Angela leaned awkwardly across the table to kiss me once on the forehead, and then again on the lips, a gesture that seemed born as much out of gratitude as love. We raised our glasses of champagne to toast and looked around curiously to see if anyone was watching us. It was a Friday afternoon and the restaurant was crowded with a dozen other couples in suits. Once we realized that no one was, we searched for other ways to the change the subject.

“Don’t look now,” Angela said, “but we’re the only black people here.” She pretended to whisper to me from behind her menu.

“Don’t worry,” I told her. I covered the left side of my face with the menu. “I don’t think anyone’s noticed.”

“Someone is probably wondering why they don’t see more black people here, especially since we’ve all supposedly come so far.”

“I’m sure then that they’re grateful to see us.”

“As long as it’s just the two of us, trust me.

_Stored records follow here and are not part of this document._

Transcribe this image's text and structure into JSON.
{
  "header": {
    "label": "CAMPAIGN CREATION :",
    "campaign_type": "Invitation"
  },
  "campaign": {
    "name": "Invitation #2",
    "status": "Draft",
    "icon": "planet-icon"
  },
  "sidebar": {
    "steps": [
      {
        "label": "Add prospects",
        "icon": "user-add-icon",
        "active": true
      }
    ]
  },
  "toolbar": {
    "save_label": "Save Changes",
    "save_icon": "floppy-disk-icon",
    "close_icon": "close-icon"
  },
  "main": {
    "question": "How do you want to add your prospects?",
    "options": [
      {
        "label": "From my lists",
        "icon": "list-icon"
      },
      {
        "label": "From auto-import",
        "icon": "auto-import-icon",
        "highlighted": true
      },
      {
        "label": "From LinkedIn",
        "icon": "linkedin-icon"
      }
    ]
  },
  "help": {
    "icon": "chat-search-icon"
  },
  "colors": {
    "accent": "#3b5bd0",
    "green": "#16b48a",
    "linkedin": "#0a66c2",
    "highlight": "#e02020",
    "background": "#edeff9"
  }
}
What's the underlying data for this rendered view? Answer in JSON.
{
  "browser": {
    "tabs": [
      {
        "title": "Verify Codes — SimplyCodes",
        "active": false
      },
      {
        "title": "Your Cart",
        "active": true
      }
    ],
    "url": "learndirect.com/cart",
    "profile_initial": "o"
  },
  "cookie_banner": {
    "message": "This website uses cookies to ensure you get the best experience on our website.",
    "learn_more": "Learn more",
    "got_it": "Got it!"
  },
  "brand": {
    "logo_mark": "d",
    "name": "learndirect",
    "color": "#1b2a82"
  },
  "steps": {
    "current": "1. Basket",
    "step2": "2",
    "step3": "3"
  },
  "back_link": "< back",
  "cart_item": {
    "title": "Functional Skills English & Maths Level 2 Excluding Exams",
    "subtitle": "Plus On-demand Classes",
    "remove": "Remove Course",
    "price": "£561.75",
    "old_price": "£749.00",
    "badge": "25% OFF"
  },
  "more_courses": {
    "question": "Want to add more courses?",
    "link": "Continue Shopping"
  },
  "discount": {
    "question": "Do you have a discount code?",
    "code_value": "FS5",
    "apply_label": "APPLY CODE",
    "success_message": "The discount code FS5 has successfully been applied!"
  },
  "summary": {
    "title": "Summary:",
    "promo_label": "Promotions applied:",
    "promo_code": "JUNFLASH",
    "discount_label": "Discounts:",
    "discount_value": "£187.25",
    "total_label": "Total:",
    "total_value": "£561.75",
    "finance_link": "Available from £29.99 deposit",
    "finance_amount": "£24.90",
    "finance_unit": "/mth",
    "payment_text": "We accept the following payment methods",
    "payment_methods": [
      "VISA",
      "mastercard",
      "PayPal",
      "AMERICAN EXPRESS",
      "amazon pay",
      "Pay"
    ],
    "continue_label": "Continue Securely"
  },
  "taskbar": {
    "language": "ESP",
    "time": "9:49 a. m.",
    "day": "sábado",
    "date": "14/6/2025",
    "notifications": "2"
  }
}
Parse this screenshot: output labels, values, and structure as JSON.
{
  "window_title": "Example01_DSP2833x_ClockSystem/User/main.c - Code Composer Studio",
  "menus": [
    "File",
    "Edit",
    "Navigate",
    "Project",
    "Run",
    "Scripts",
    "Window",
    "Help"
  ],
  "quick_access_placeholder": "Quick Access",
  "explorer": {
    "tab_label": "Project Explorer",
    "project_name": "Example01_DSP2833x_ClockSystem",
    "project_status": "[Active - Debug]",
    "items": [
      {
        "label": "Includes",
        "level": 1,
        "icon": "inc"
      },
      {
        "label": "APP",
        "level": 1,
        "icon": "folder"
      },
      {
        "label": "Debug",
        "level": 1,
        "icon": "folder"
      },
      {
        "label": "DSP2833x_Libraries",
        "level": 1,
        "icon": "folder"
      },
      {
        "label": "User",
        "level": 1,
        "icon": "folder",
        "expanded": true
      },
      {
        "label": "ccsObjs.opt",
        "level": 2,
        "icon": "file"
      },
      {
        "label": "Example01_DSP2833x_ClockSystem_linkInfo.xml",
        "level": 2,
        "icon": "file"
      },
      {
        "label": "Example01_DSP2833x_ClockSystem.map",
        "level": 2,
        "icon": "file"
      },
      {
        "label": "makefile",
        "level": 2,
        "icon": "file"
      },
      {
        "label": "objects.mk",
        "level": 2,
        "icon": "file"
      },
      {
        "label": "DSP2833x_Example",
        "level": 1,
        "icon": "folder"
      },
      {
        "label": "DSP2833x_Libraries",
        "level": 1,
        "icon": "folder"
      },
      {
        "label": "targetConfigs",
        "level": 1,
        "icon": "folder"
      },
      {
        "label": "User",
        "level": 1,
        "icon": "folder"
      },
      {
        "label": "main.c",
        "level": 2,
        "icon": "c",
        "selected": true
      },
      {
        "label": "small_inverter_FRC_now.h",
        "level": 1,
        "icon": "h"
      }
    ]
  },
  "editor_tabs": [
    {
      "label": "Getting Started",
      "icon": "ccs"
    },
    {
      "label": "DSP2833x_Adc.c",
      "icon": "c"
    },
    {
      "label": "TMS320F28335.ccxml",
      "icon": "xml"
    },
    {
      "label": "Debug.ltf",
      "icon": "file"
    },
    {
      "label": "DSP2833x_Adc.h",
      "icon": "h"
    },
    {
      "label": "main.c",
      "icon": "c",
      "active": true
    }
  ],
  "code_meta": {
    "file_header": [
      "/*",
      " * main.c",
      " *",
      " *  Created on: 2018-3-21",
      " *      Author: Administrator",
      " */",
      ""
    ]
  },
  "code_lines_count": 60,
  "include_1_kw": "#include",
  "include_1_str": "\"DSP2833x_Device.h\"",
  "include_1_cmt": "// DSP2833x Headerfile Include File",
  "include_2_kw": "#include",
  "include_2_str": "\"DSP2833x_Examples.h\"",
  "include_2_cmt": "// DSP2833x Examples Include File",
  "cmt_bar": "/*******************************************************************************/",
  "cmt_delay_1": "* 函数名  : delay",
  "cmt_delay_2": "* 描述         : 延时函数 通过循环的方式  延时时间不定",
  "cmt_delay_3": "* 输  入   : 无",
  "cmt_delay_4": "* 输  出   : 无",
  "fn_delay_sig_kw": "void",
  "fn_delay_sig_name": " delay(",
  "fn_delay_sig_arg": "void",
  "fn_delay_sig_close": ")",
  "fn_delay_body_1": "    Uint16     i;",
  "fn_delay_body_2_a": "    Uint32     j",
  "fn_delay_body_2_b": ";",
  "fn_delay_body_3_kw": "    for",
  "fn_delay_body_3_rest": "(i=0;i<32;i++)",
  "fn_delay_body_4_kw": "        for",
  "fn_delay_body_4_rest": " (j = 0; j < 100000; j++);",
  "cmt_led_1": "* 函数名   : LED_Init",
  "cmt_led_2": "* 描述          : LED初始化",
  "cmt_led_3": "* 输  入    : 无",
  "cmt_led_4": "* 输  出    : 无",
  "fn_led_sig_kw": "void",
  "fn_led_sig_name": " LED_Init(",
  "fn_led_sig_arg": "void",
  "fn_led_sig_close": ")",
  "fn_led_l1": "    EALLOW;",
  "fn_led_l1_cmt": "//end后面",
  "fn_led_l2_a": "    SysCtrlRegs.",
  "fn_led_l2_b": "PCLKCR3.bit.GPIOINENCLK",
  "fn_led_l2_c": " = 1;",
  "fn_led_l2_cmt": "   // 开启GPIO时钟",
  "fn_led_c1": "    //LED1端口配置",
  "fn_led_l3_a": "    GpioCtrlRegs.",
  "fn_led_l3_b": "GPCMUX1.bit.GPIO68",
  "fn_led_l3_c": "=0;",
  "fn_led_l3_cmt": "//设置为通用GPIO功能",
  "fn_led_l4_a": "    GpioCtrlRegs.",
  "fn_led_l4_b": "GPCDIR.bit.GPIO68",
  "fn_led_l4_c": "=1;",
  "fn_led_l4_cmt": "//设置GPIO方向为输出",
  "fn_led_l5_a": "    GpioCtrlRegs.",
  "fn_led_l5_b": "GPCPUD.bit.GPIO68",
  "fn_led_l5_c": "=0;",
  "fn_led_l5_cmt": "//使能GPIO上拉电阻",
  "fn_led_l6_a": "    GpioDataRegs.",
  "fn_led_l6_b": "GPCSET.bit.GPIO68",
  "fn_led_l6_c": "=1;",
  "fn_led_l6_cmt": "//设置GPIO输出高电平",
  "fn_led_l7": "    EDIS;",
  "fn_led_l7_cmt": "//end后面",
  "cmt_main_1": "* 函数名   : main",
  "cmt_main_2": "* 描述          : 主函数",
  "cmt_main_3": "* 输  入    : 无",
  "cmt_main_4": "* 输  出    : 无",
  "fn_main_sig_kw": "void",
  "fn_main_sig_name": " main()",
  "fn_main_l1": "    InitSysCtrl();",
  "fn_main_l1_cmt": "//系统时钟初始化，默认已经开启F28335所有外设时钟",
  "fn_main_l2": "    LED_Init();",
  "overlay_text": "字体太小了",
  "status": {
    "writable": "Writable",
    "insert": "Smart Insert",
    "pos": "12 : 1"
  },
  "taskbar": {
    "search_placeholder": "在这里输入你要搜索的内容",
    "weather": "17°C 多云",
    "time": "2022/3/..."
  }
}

They’re delighted.”

When we returned home later that evening, we promised ourselves that in a not so distant future, we would do the day all over again in a more elaborate fashion.

“I’d like to do it in Central Park,” Angela said.

“Where?”

“You know that little castle in the middle? I want to do it there. We can rent the whole place out.”

“And you think that’ll be big enough for all our guests?”

“You’re right, Jonas.”

“I was thinking of something slightly bigger.”

Eventually we settled on taking over the grounds surrounding Bethesda Fountain, including the tunnels leading into it and the surrounding pond, a grand affair that only a fairy tale could sustain. And if at the end, behind our idle bedtime chatter, there was something deeply unsatisfying about what we said, there was also at least an underlying belief that what we had done, while far from perfect, was still more than either of us had ever expected.

I was still reveling in the fact of our marriage when I returned to the academy on Monday. A chemistry teacher who had been at the school for fifteen years and still wore on her blouse and skirt stains that appeared to date from her first year in the lab had warned me earlier to never let my students into my personal life. “Once you do,” she had told me, “you’ll never be able to get them out. They’re like viruses. They’ll pass anything you tell them along from one year to the next, but it will only get distorted and warped and worse as it goes along.”

I had attributed my one-day absence to personal reasons, but of course my students were careful observers of all their teachers, and within ten minutes of my class beginning a hand was raised in the front.

“Is that a wedding ring, Mr. Woldemariam?”

I looked at my hand, as if to confirm the fact that the ring Angela had slipped onto my finger three days earlier was actually there.

“It is,” I said.

I had no sooner said that than two other hands went up. When did I get married, and what was my wife’s name? When I told them she was a lawyer, there was a general hum of approval; all assumed that I must have married up. Without my considering it, fifteen or twenty minutes passed like this. I went from one-word responses to more elaborate narratives about how we met and how long we had been together. I had to defend the intimate size of our marriage by explaining that neither of us had family nearby and we wanted to make the wedding about us. I took as much pleasure in my divulgences as my students. I had rarely spoken at such length about myself, and never so honestly. When the class ended we had covered only a fraction of what I had planned, but I hardly cared. I could credit the lost morning to a necessary student-teacher bonding.